20À l’opposé de la pensée moniste de Groddeck, qui affirme l’existence d’une totale correspondance symbolique entre la vie organique, en ses multiples composantes, et la vie psychique, Ferenczi dissocie les deux. Dans son Journal clinique, au 24 août 1932, il fait état d’un mode d’organisation particulier. Il y aurait, chez certains patients, un « excès de santé ou de capacité d’adaptation du corps comme mesure de protection contre l’incapacité mentale [... ] Tout se passe, note-t-il, comme si la robustesse corporelle voulait accumuler des forces en réserves et des mécanismes pour le maintien de la vie, même pour le cas où l’esprit serait complètement défaillant. » [13]
21L’autoconservation corporelle vient ici pallier les déficiences mentales. Comme une résistance du corps, une parade, quand l’esprit s’égare : l’organique au secours du psychique, corroborant l’idée une alternance entre organique et psychique.
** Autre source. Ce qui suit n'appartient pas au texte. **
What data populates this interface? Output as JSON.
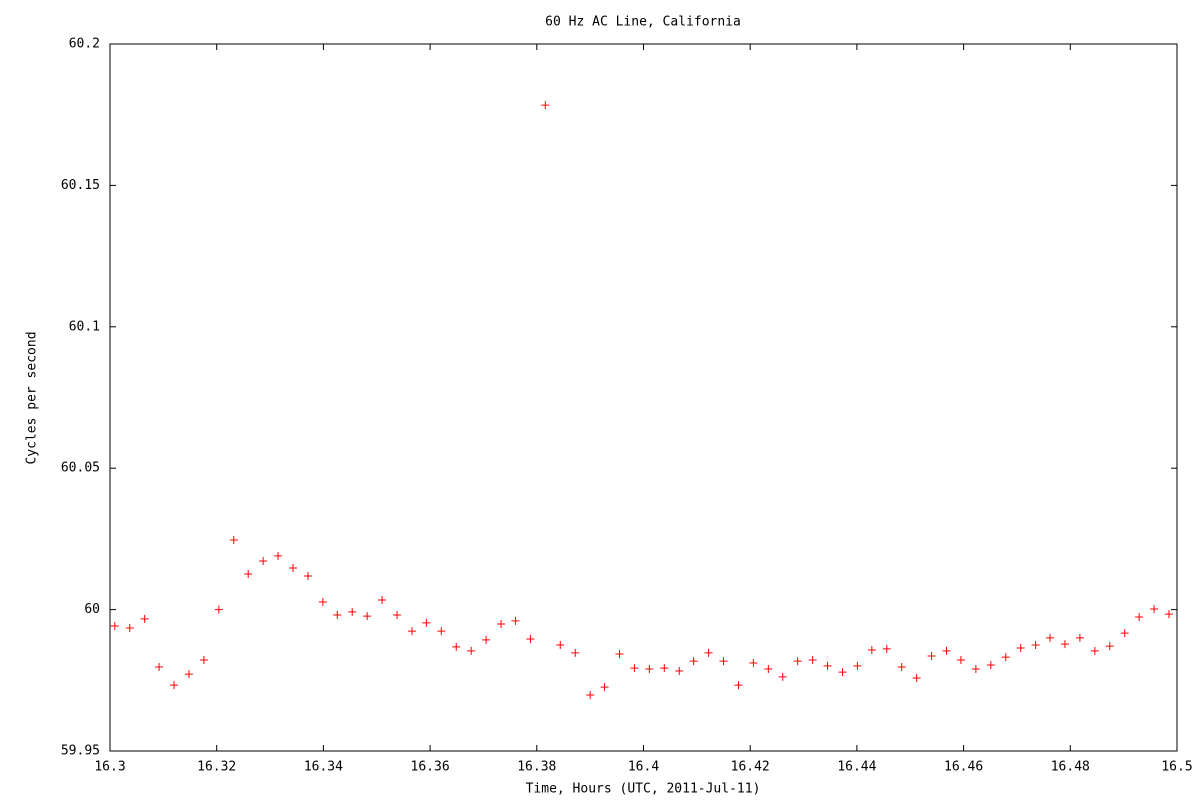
{
  "chart_data": {
    "type": "scatter",
    "title": "60 Hz AC Line, California",
    "x_label": "Time, Hours (UTC, 2011-Jul-11)",
    "y_label": "Cycles per second",
    "xlim": [
      16.3,
      16.5
    ],
    "ylim": [
      59.95,
      60.2
    ],
    "xticks": [
      16.3,
      16.32,
      16.34,
      16.36,
      16.38,
      16.4,
      16.42,
      16.44,
      16.46,
      16.48,
      16.5
    ],
    "yticks": [
      59.95,
      60,
      60.05,
      60.1,
      60.15,
      60.2
    ],
    "grid": false,
    "series": [
      {
        "color": "#ff0000",
        "x": [
          16.3009,
          16.3037,
          16.3065,
          16.3092,
          16.312,
          16.3148,
          16.3176,
          16.3204,
          16.3232,
          16.3259,
          16.3287,
          16.3315,
          16.3343,
          16.3371,
          16.3399,
          16.3426,
          16.3454,
          16.3482,
          16.351,
          16.3538,
          16.3566,
          16.3593,
          16.3621,
          16.3649,
          16.3677,
          16.3705,
          16.3733,
          16.376,
          16.3788,
          16.3816,
          16.3844,
          16.3872,
          16.39,
          16.3927,
          16.3955,
          16.3983,
          16.4011,
          16.4039,
          16.4067,
          16.4094,
          16.4122,
          16.415,
          16.4178,
          16.4206,
          16.4234,
          16.4261,
          16.4289,
          16.4317,
          16.4345,
          16.4373,
          16.4401,
          16.4428,
          16.4456,
          16.4484,
          16.4512,
          16.454,
          16.4568,
          16.4595,
          16.4623,
          16.4651,
          16.4679,
          16.4707,
          16.4735,
          16.4762,
          16.479,
          16.4818,
          16.4846,
          16.4874,
          16.4902,
          16.4929,
          16.4957,
          16.4985
        ],
        "values": [
          59.9942,
          59.9935,
          59.9967,
          59.9797,
          59.9733,
          59.9772,
          59.9822,
          60.0,
          60.0246,
          60.0126,
          60.0172,
          60.019,
          60.0147,
          60.0119,
          60.0027,
          59.9981,
          59.9992,
          59.9977,
          60.0034,
          59.9981,
          59.9924,
          59.9953,
          59.9924,
          59.9868,
          59.9854,
          59.9893,
          59.9949,
          59.996,
          59.9896,
          60.1784,
          59.9875,
          59.9847,
          59.9698,
          59.9726,
          59.9843,
          59.9793,
          59.979,
          59.9793,
          59.9783,
          59.9818,
          59.9847,
          59.9818,
          59.9733,
          59.9811,
          59.979,
          59.9762,
          59.9818,
          59.9822,
          59.9801,
          59.9779,
          59.9801,
          59.9857,
          59.9861,
          59.9797,
          59.9758,
          59.9836,
          59.9854,
          59.9822,
          59.979,
          59.9804,
          59.9832,
          59.9864,
          59.9875,
          59.99,
          59.9878,
          59.99,
          59.9854,
          59.9871,
          59.9917,
          59.9974,
          60.0002,
          59.9984
        ]
      }
    ]
  }
}
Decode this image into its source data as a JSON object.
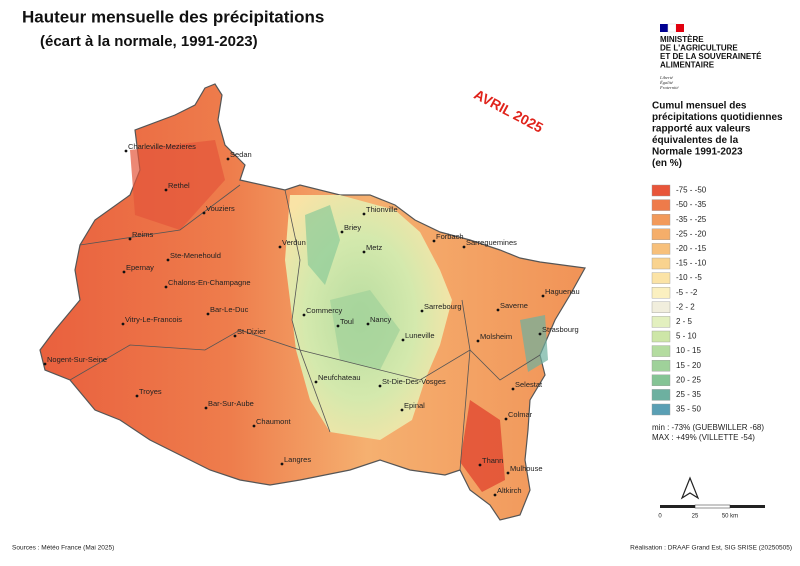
{
  "header": {
    "title": "Hauteur mensuelle des précipitations",
    "subtitle": "(écart à la normale, 1991-2023)"
  },
  "stamp": "AVRIL 2025",
  "ministry": {
    "lines": [
      "MINISTÈRE",
      "DE L'AGRICULTURE",
      "ET DE LA SOUVERAINETÉ",
      "ALIMENTAIRE"
    ],
    "motto": [
      "Liberté",
      "Égalité",
      "Fraternité"
    ]
  },
  "legend": {
    "title": [
      "Cumul mensuel des",
      "précipitations quotidiennes",
      "rapporté aux valeurs",
      "équivalentes de la",
      "Normale 1991-2023",
      "(en %)"
    ],
    "classes": [
      {
        "label": "-75 - -50",
        "color": "#e8553a"
      },
      {
        "label": "-50 - -35",
        "color": "#ee7b4a"
      },
      {
        "label": "-35 - -25",
        "color": "#f29a5b"
      },
      {
        "label": "-25 - -20",
        "color": "#f5ae6a"
      },
      {
        "label": "-20 - -15",
        "color": "#f7c07b"
      },
      {
        "label": "-15 - -10",
        "color": "#f9d38f"
      },
      {
        "label": "-10 - -5",
        "color": "#fbe3a6"
      },
      {
        "label": "-5 - -2",
        "color": "#fbf0c0"
      },
      {
        "label": "-2 - 2",
        "color": "#f1eedd"
      },
      {
        "label": "2 - 5",
        "color": "#e3f0bf"
      },
      {
        "label": "5 - 10",
        "color": "#cde6a7"
      },
      {
        "label": "10 - 15",
        "color": "#b4dca0"
      },
      {
        "label": "15 - 20",
        "color": "#9fd19a"
      },
      {
        "label": "20 - 25",
        "color": "#85c495"
      },
      {
        "label": "25 - 35",
        "color": "#6db0a0"
      },
      {
        "label": "35 - 50",
        "color": "#5a9fb4"
      }
    ],
    "min": "min : -73% (GUEBWILLER -68)",
    "max": "MAX : +49% (VILLETTE -54)"
  },
  "scale": [
    "0",
    "25",
    "50 km"
  ],
  "towns": [
    "Charleville-Mezieres",
    "Sedan",
    "Rethel",
    "Vouziers",
    "Reims",
    "Ste-Menehould",
    "Epernay",
    "Chalons-En-Champagne",
    "Verdun",
    "Briey",
    "Thionville",
    "Metz",
    "Forbach",
    "Sarreguemines",
    "Haguenau",
    "Bar-Le-Duc",
    "Commercy",
    "Toul",
    "Nancy",
    "Sarrebourg",
    "Saverne",
    "Vitry-Le-Francois",
    "St-Dizier",
    "Luneville",
    "Molsheim",
    "Strasbourg",
    "Nogent-Sur-Seine",
    "Neufchateau",
    "St-Die-Des-Vosges",
    "Selestat",
    "Troyes",
    "Bar-Sur-Aube",
    "Epinal",
    "Colmar",
    "Chaumont",
    "Thann",
    "Mulhouse",
    "Langres",
    "Altkirch"
  ],
  "footer": {
    "sources": "Sources : Météo France (Mai 2025)",
    "credit": "Réalisation : DRAAF Grand Est, SIG SRISE (20250505)"
  }
}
22Cette constatation n’est sans doute pas si éloignée de ce qui a conduit les psychosomaticiens à leur tour à émettre l’hypothèse d’une bascule possible entre maladie somatique et apparition d’un délire, à poser, en l’inversant, la question de savoir si « la folie protège de la maladie somatique » [14]. Deux solutions qui s’offriraient face à une excitation pulsionnelle trop intense et désorganisante, ou à son insuffisance. Dans l’un et l’autre cas, psychose et somatose, la dissociation corps-esprit se ferait sous la forme soit d’un corps malade, soit d’un esprit dérangé (ce qui n’a rien d’équivalent), alors que c’est bien la totalité du sujet et de sa psyché qu’il y a lieu de considérer, là où se joue l’articulation du corps et de l’esprit, selon différents modes de fonctionnement. La question d’une éventuelle alternance possible entre maladie psychique et maladie somatique est complexe, loin d’être résolue.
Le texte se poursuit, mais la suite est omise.